El propio jefe del gobierno contribuyó a crispar aún más los ánimos, al descalificar de forma despectiva a los manifestantes y considerarlos poco menos que marginales o títeres de la oposición. Más aún, en esa actitud arrogante que se le imputa desde hace tiempo, se atrevió a desafiar a los descontentos anunciando una movilización que los rebasara en número y contundencia. La protesta se convirtió en cólera. Taksim adquirió aires de Tahrir. Erdogan se encontró con una ‘primavera’ diferida y agria.  A mitad de esta semana ya se cuentan los primeros muertos.
            
En solo una semana, Erdogan ha contribuido a incubar la protesta más peligrosa de sus tres mandatos legislativos, hasta la fecha. El tiempo dirá si incluso a llegado a poner en peligro su proyecto de convertirse el año que viene en Presidente de la República, con muchos más poderes que ahora, tras las reformas legales introducidas merced a su mayoría absoluta. En una maniobra semejante a la de Putin en Rusia, Erdogan ha intentado fortalecerse en el poder y convertirse en la figura política más influyente de la Turquía moderna desde Mustafá Kemal (Ataturk: padre de los turcos).
            
UN LÍDER TODAVÍA FUERTE

No obstante, Erdogan conserva muchas bazas a su favor. En eso coinciden estos días varios medios locales e internacionales. Pese a la propagación, la protesta no ha adquirido una dimensión inquietante. Ni siquiera en Estambul. La ciudad, de catorce millones de habitantes, sigue siendo un feudo del primer ministro, no en vano allí creció como político y allí forjó una red muy poderosa de intereses. En otros lugares de la Turquía profunda, su proyecto de islamización moderada ha calado profundamente. Que la burguesía más moderna, estudiantes e intelectuales, lo ataques es un factor de reacción de los sectores más tradicionales.
           
Otro elemento que podría jugar en favor de Erdogan es la heterogeneidad de la revuelta. En un revelador artículo, el corresponsal de LE MONDE califica de “mosaico” a la fragmentada y escasamente articulada oposición social y política. Alevíes (rama local del chiísmo turco), extrema izquierda, grupos de intelectuales y artistas, centrales sindicales no comparten necesariamente un programa común. Sólo el rechazo a la prepotencia del principal dirigente político del país.

La oposición política es débil y difícilmente podrá capitalizar estos vientos de protesta. Los reveses electorales y los ecos de la corrupción endémica les han impuesto una cuarenta todavía bien vigente. Y, finalmente, los medios están bien controlados por la camarilla gobernante. De hecho, la información mayoritaria de la protesta ha incidido en la cólera de los revoltosos y ha escondido o minimizado la brutalidad policial.

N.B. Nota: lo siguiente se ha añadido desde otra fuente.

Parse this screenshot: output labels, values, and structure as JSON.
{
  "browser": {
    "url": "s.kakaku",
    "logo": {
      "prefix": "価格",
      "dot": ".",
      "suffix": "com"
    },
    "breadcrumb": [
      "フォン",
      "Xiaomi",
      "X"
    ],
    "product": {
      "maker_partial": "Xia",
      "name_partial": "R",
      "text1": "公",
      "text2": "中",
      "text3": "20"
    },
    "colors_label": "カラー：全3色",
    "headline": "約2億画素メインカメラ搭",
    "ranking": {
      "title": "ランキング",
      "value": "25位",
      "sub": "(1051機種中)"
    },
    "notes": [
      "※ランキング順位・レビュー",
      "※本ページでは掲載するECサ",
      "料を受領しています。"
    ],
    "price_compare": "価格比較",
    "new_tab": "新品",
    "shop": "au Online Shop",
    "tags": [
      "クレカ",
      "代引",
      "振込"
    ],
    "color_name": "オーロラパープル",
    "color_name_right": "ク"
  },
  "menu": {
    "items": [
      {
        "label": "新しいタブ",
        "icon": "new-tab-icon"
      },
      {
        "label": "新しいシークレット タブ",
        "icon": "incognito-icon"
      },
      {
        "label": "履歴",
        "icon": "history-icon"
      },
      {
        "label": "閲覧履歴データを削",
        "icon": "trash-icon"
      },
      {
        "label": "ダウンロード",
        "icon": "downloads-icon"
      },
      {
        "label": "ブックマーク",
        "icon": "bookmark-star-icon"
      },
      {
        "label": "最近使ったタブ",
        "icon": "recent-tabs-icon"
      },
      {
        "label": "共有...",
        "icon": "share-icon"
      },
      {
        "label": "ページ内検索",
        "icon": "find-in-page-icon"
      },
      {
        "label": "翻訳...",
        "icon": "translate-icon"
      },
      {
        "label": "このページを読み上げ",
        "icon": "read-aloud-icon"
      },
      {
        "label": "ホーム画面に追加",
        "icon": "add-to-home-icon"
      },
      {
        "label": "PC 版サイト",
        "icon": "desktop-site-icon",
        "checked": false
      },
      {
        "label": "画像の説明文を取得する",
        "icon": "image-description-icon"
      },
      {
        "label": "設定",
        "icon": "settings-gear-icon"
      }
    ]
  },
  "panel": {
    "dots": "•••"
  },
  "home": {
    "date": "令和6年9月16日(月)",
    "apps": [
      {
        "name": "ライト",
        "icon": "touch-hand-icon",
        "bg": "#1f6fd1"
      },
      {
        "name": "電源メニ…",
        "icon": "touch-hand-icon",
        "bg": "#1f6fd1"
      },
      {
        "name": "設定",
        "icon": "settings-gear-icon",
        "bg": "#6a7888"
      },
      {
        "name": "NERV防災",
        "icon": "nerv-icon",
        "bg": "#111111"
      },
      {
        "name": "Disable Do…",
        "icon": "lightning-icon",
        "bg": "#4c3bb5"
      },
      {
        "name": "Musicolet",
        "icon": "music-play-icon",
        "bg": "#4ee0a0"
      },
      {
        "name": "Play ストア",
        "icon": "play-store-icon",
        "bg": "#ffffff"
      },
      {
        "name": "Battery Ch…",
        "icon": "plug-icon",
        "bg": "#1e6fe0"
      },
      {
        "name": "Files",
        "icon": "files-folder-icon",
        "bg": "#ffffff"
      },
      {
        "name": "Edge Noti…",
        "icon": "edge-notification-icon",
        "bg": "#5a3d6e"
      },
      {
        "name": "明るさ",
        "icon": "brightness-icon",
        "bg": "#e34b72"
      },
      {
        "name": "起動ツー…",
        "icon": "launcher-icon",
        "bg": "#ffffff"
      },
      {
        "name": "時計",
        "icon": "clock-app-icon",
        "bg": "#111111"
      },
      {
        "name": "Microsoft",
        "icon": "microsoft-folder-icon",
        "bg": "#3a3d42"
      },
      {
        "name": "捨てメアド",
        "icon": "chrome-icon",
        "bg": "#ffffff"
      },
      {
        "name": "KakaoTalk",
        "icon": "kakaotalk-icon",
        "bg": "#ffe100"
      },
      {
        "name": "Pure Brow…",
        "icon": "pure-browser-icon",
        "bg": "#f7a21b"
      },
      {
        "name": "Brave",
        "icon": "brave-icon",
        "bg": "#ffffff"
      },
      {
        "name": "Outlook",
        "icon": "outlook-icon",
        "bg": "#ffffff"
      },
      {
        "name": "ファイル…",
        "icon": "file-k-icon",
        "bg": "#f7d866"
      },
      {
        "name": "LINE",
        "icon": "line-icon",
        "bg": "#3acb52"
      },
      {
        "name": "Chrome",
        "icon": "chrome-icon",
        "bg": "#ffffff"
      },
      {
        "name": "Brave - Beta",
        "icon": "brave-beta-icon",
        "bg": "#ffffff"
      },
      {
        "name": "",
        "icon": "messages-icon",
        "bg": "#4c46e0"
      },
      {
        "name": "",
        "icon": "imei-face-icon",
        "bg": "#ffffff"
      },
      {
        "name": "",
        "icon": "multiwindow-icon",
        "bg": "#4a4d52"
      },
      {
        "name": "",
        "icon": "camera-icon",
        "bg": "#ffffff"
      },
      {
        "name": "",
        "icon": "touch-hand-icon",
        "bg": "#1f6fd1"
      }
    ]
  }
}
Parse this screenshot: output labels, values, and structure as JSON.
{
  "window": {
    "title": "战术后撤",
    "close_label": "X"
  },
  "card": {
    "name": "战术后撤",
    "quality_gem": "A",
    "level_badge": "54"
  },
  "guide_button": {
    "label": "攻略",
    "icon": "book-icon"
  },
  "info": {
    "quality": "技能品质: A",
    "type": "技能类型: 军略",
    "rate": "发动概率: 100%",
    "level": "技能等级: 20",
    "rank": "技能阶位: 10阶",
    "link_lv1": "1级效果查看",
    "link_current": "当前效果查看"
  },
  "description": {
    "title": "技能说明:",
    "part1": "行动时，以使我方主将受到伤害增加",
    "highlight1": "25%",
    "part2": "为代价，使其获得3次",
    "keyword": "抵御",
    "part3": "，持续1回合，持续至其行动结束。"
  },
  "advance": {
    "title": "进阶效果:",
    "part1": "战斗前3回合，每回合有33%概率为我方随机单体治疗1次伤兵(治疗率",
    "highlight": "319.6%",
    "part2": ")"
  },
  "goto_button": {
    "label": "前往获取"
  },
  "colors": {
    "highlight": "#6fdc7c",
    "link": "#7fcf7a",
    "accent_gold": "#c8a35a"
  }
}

Habrá que esperar a que Erdogan regrese de una gira por el Norte de África para saber si adopta un tono más conciliador, en la línea de lo ensayado por su segundo en el Gobierno, o por el mismo Presidente de la República, Abdullah Güll, un fiel del primer ministro, pero que podría albergar ambiciones propias. Si, por el contrario, decide apretar el cerco de la represión y considera conveniente ahogar la protesta antes de que se haga más fuerte, podría afrontar el desafío más serio de su carrera política.  Es seguro que tampoco el propio Erdogan podría imaginar que anónimos ciudadanos, sin organización ni programa definido, pudiera amenazarlo más que la poderosa coalición kemalista que nunca aceptó de buena gana su fulgurante ascenso político.